A series of flash cards with key Chinese phrases like "take me to Stadium X" is being designed by ZDF for journalists to use with taxi drivers and Chinese Olympics personnel.

"All our reporters speak English, but we are working on the assumption that most people we will encounter on the streets in Beijing won't," says Eberhard Figgemeier, head of Olympics programming at ZDF.

ZDF also has produced a condensed, German-language version of the Beijing Olympic Organizing Committee's 450-page document of guidelines for foreign broadcasters, working closely with the committee.

Dealing with the authorities while actually on the ground in Beijing is very much on the mind of Trevor Pilling, the Canadian Broadcasting Corp.'s (CBC) executive producer of the Beijing Games. He stresses the value of learning the lay of the land in China and hiring local "fixers."

"There's not a lot of decisions that get made quickly in China, and that's often frustrating for people in North American TV," he says. "So you need to learn about how people do business over there."

Shadowing Pilling is Qi Ma, a former executive at China Central Television, China's largest television network, and now the CBC's senior researcher, who advises on all preparations for the Beijing Games. Qi has hired a team of local facilitators to direct the CBC coverage before and during the event.

The CBC also has hired a team of Canadian expatriates in China to advise on all pre-Olympics excursions.

Much of the pre-Olympics preparation involves convincing the Chinese that the CBC aims at fair coverage of the Games, widely seen as a coming-out party for the Asian juggernaut.

But while everybody is intent on not offending and keeping the authorities as calm as possible, broadcasters say they will stand firm on issues of journalistic integrity while in China. The BBC is quite determined in that regard.

With more than 2,750 hours of programming planned -- 300 of which will end up on BBC1 and BBC 2 as well as on BBC Radio -- the public broadcaster likely will be the biggest international outlet stationed in Beijing, says BBC Sport head of special events Dave Gordon.

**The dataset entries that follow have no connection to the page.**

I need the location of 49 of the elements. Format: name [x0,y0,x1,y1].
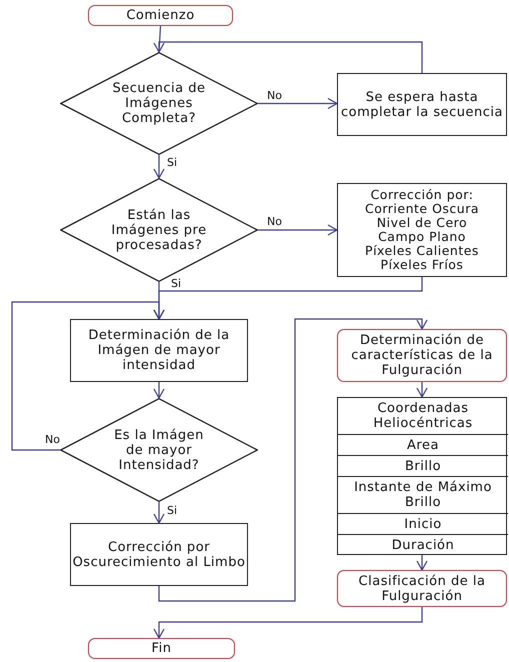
terminal-box [337,329,507,382]
box-label: Están las Imágenes pre procesadas? [110,208,208,252]
box-label: Fin [152,641,172,656]
process-box [70,523,248,586]
process-box [337,183,507,277]
box-label: Determinación de la Imágen de mayor intensidad [87,328,231,373]
list-item: Píxeles Calientes [365,244,479,258]
box-label: Corrección por Oscurecimiento al Limbo [72,540,246,570]
process-box [337,73,507,136]
box-label: Instante de Máximo Brillo [353,480,493,510]
flow-arrow [153,607,423,639]
flow-arrow [258,98,338,110]
flow-arrow [416,555,428,571]
box-label: Brillo [404,458,442,474]
box-label: Coordenadas Heliocéntricas [372,401,474,431]
edge-label: Si [170,278,182,290]
list-item: Campo Plano [378,230,466,244]
terminal-box [88,638,235,659]
flow-arrow [153,155,165,179]
edge-label: No [44,434,61,446]
box-label: Comienzo [126,8,195,23]
box-label: Inicio [404,516,442,532]
edge-label: Si [166,157,178,169]
terminal-box [88,5,233,26]
flow-arrow [153,382,165,399]
box-label: Se espera hasta completar la secuencia [340,90,504,120]
connector-line [158,26,162,52]
flow-arrow [158,318,428,602]
box-label: Es la Imágen de mayor Intensidad? [113,428,205,472]
edge-label: No [266,90,283,102]
box-label: Clasificación de la Fulguración [358,574,486,604]
list-item: Nivel de Cero [376,216,468,230]
box-label: Duración [392,538,454,553]
edge-label: No [266,216,283,228]
terminal-box [337,570,507,607]
flow-arrow [153,41,423,73]
list-item: Corriente Oscura [364,202,480,216]
process-box [70,319,248,382]
flow-arrow [153,502,165,524]
flow-arrow [11,301,165,451]
box-label: Determinación de características de la Fulguración [350,333,494,378]
flow-arrow [258,224,338,236]
flow-arrow [416,382,428,398]
list-item: Píxeles Fríos [380,258,464,272]
table-box [337,397,507,555]
box-label: Area [407,438,439,452]
edge-label: Si [166,505,178,517]
box-label: Secuencia de Imágenes Completa? [112,81,206,126]
box-heading: Corrección por: [370,188,474,202]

"It is a huge financial investment for the BBC, and we are probably doing as much if not more than any other broadcaster covering the Games," he says.

The public broadcaster will have about 400 reporters, presenters and producers in Beijing, but the cultural issues remain more complex than those of simple etiquette.

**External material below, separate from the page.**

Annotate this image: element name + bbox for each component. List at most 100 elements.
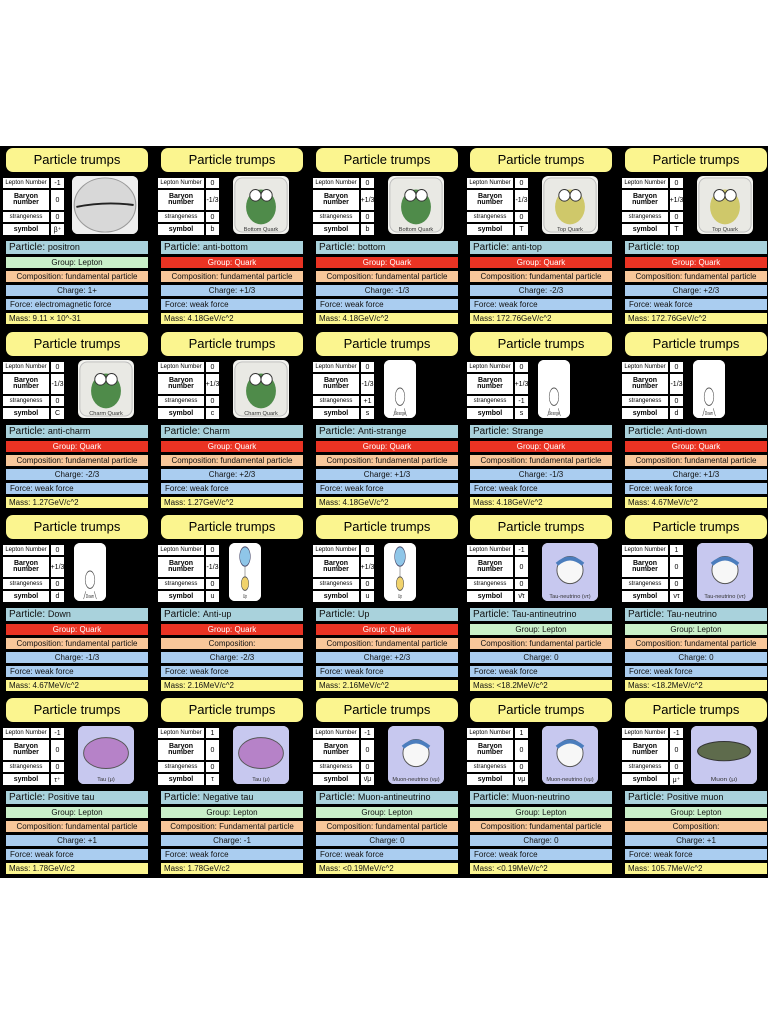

"The BBC has a problem because the Chinese authorities block our Web site and BBC World, and there is still a great deal of suspicion about Western society," says Gordon, who insists that nonetheless the BBC will not limit itself to coverage of the sporting events.

"It just makes us doubly determined to maintain our coverage. We won't fight shy of news about human rights or environmental coverage," he says. "If there are issues or problems or demonstrations during the Games, we will reflect that in our coverage. We guard our reputation for honesty and truth very fiercely."

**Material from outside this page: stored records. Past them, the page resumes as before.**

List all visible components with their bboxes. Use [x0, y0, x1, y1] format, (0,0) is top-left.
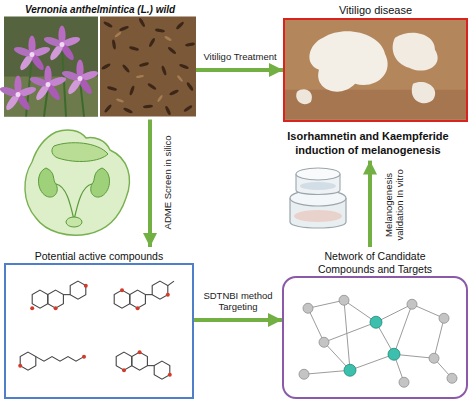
image-panel: Network of Candidate Compounds and Targe… [282, 247, 468, 402]
network-graph [299, 295, 457, 387]
image-frame [283, 18, 468, 122]
petri-dish [290, 168, 346, 228]
edge-label: ADME Screen in silico [163, 122, 174, 242]
image-panel: Vitiligo disease [283, 1, 468, 125]
plant-photo [0, 17, 196, 117]
flow-arrow [368, 161, 372, 247]
node-heading: Vernonia anthelmintica (L.) wild [4, 4, 196, 17]
flow-arrow [196, 68, 283, 72]
text-box: Isorhamnetin and Kaempferide induction o… [268, 126, 468, 161]
image-frame [4, 263, 194, 399]
image-panel: Vernonia anthelmintica (L.) wild [4, 1, 196, 120]
flow-arrow [194, 318, 282, 322]
organ-illustration [25, 130, 130, 235]
skin-photo [285, 20, 466, 120]
image-frame [4, 17, 196, 117]
edge-label: SDTNBI method Targeting [195, 291, 281, 313]
edge-label: Vitiligo Treatment [197, 52, 283, 63]
image-panel: Potential active compounds [4, 247, 194, 402]
node-heading: Vitiligo disease [283, 4, 468, 18]
image-frame [282, 276, 468, 399]
node-heading: Potential active compounds [4, 250, 194, 263]
node-heading: Isorhamnetin and Kaempferide induction o… [268, 129, 468, 158]
molecule-sketches [18, 281, 174, 379]
flow-arrow [148, 120, 152, 248]
node-heading: Network of Candidate Compounds and Targe… [282, 250, 468, 276]
edge-label: Melanogenesis validation In vitro [384, 163, 406, 247]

Figgemeier says ZDF plans to do all it can to ensure that its team doesn't offend the locals during the Games. But he has no intention of changing his channel's typically aggressive approach to reporting.

"Our journalists are used to door-stepping people, getting the view of the man on the street, and so on," Figgemeier says. "We aren't going to change that in Beijing. We are counting on the hospitality of the Chinese, that they will tolerate these crazy foreigners for the duration."

Says the CBC's Pilling, "We have journalist principles and need to uphold them."

The CBC had a run-in with Beijing in November when it received protests from Chinese diplomats in Ottawa and Toronto and was forced to edit a controversial documentary that probed Falun Gong persecution in China.

The CBC will be in Beijing above all else to cover the Olympics, Pilling says, but will not "shy away" from covering spontaneous protests over Tibet, the Falun Gong or any other hot-button issue -- in China or Canada.

He adds that the CBC has received assurances from Chinese authorities that they will lift journalistic restrictions during the Beijing Games.

All of the major international networks are in continual communications with the Chinese authorities, and all the staffers are getting the kind of advice that hopefully will ensure smooth sailing when their teams arrive.